Bu kararı alan merci TBMM'dir, yani yasama organıdır. Yasama organının böyle bir kararı almasından sonra Anayasa Mahkemesine itirazda bulunulmuştur ve Anayasa Mahkemesi de bazı düzeltmelerle bu kararı onaylamıştır. Ben doğrusu yeni bir şey öğrendim şimdi. Türkiye'de ikinci bir Anayasa Mahkemesi daha çıktı. Yani Anayasa Mahkemesi bir tane var Türkiye'de. İkinci bir Anayasa Mahkemesi yok ve yasama organının çıkardığı kanunların üzerinde tasarruf yetkisi olan sadece Anayasa Mahkemesidir. Doğrusu beni şaşırtan bir olay olmuştur ama siyaseten burada herhangi bir sıkıntı görmüyoruz. Tabii arkadaşlarımız şu anda konu üzerinde çalışmalarını yapıyorlar. YSK, bu karara uymuştur. YSK'nın uymuş olduğu bu karar çerçevesinde biz seçimlere girer yine mücadelemizi veririz ama bana göre bütün o beldeler kaybetmiştir. Bunu bir belediyeci olarak konuşuyorum. Niye kaybetmiştir? Hizmet noktasında kaybetmiştir. Eğer bunlar daha büyük ölçekte bir yerel yönetim hizmetine kavuşmuş olsaydı, yeni yapılanmayla buralara verilecek hizmet çok daha farklı olacaktı. Türkiye'de bir yanlış anlaşılma var. Yani eğer kapıdaki tabela değişirse zannediliyor ki hizmet gelir. Hayır gelmez. Önemli olan oraya hizmeti verecek olan kurumdur. O kurumun gücü var mı yok mu? O kurumun gücü yok. Yoksa oraya hizmet gitmez. 'Ama efendim burası belde, mahalle veya köy değil'... Mahalle olup hizmet giderse o mu daha iyi, belde olup da orası çok ilkel bir şekilde kalırsa o mu iyi? Bana göre öbürü daha iyi. Bunları görmek lazım.''
ETNİK KÖKEN TARTIŞMASI
Başbakan Erdoğan, bir gazetecinin, ''Türkiye'de etnik köken tartışması yaşanıyor. CHP'li milletvekilinin açıklamalarıyla gündeme geldi. İddiasına da Sayın Cumhurbaşkanı'nın yanıtı oldu. Bu tartışmaları nasıl değerlendiriyorsunuz?'' sorusu üzerine, ''Biz yola çıkarken bir şey söyledik. Biz üç kırmızı çizgi üzerinde kesinlikle ittifakı olan bir partiyiz. Biz etnik milliyetçiliğe karşıyız. Biz insanların etnik kökeniyle falan uğraşmayız'' diye konuştu.

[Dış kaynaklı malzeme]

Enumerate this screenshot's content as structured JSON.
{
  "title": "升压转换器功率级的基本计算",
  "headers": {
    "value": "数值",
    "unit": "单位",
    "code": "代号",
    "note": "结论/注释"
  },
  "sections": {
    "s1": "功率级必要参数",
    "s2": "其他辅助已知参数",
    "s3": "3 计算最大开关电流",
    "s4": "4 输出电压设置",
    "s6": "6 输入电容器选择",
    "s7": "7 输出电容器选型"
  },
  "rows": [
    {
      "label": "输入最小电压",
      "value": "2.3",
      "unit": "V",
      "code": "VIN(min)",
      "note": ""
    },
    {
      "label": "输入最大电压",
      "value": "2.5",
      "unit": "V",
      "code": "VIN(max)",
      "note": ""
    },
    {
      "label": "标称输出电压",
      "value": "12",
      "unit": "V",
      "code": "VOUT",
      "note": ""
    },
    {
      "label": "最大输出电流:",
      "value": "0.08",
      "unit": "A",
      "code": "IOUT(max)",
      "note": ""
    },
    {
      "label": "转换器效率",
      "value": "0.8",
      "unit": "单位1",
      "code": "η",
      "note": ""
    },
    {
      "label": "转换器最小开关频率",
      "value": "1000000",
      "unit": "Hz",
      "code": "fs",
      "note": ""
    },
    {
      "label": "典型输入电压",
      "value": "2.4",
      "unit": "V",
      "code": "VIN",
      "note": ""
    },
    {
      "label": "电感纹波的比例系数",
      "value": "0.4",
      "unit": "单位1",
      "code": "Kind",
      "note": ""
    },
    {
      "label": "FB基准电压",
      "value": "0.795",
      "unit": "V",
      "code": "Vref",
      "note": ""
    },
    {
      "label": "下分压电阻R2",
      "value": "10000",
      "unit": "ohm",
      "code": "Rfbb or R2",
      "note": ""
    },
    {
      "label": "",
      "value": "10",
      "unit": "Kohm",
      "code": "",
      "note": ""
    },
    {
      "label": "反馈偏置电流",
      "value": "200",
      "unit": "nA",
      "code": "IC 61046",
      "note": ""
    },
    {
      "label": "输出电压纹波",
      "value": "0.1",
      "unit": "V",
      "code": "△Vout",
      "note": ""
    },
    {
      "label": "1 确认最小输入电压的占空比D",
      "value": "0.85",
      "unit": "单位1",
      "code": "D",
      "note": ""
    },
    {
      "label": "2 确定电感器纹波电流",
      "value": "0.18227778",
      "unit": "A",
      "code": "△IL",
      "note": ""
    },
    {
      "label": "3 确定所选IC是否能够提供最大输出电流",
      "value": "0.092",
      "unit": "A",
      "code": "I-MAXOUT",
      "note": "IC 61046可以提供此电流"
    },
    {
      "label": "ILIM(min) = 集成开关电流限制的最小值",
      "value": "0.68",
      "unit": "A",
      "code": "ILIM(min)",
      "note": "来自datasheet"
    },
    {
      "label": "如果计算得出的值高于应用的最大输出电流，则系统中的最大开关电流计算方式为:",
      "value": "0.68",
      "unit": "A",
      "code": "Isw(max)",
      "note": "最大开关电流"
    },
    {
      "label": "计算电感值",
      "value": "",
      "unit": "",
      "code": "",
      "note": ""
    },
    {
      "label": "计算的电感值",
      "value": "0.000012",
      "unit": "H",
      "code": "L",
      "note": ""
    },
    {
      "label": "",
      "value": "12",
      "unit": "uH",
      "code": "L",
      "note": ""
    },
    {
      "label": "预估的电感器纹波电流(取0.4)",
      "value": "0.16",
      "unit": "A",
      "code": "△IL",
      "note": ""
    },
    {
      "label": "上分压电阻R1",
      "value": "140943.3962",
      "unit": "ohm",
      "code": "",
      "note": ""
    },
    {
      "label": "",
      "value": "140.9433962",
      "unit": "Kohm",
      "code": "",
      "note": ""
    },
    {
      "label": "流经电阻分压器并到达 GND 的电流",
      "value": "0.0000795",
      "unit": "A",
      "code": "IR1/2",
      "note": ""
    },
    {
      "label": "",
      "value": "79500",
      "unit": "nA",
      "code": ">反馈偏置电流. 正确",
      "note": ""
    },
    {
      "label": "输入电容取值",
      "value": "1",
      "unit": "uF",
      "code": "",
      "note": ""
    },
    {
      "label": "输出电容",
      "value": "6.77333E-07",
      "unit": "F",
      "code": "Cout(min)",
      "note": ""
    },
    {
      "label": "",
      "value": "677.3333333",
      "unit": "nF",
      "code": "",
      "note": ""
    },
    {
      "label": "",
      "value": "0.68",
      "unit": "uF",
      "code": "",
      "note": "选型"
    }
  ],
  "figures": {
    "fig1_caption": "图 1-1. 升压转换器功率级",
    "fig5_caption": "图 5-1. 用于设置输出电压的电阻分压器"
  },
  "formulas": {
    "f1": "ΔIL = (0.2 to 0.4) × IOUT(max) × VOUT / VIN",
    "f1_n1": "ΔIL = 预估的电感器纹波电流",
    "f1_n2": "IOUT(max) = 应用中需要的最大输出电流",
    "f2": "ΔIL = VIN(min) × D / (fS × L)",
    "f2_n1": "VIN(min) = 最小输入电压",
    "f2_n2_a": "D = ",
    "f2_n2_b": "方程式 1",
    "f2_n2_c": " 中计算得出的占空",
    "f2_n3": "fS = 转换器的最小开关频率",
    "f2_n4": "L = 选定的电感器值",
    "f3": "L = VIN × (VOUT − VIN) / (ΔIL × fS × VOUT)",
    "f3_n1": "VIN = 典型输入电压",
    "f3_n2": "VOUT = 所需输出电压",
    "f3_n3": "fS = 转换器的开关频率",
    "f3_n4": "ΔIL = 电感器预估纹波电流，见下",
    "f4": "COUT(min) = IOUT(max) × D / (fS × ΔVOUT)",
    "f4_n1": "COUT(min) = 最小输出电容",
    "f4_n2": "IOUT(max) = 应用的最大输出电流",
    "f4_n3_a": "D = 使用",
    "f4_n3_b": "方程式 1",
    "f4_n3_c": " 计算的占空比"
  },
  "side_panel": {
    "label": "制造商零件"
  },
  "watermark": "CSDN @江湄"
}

''Bir insan Türkiye Cumhuriyeti vatandaşı mıdır? Anayasal kimliği Türk müdür? İş bitmiştir'' diyen Erdoğan, sözlerini şöyle sürdürdü: ''Ama etnik kimliği noktasında Türk, Kürt, Laz, Çerkez, Gürcü, Abaza, başımız, gözümüz üzerinde yeri var. Kimseyi böyle bir ayırıma tabi tutmaya kimsenin hakkı yoktur. Bu ülkede yaşayan herkes benim vatandaşımdır, canımdır, ciğerimdir. Hiçbir ayrım yapamam ve burada ne olursa olsun bölgesel milliyetçilik asla yapamam. Dinsel milliyetçilik asla yapamam. Hepsine karşı AK Parti'nin anlayışı, Türkiye Cumhuriyeti vatandaşlığı çerçevesi altında kucaklamaktır. Birlik ve beraberlik içerisinde ülkemizin bütünlüğünü sağlayabilmektir. Bunun dışındaki yaklaşımları ayrımcı yaklaşımlar olarak görüyorum. Bu konuda siyasi partilerin de sivil toplum örgütlerinin de daha hassas olmalarını da özellikle rica ediyorum.''
Başbakan Erdoğan, Irak Başbakanı Nuri El Maliki ile gerçekleştireceği görüşmede hangi konuların gündeme geleceğine ilişkin bir soru üzerine de ''Ağırlıklı olarak biliyorsunuz stratejik düzeydeki anlaşmamızı yapmıştık. Şimdi bu strateji anlaşması çerçevesinde ikili görüşmelerimiz olacağı gibi heyetlere arası görüşmeler de olacak. Bu arada da tabii en önemli konumuz terörle mücadele konusu olacak. Bu konuyu da yine aramızda görüşme fırsatı bulacağız'' diye konuştu.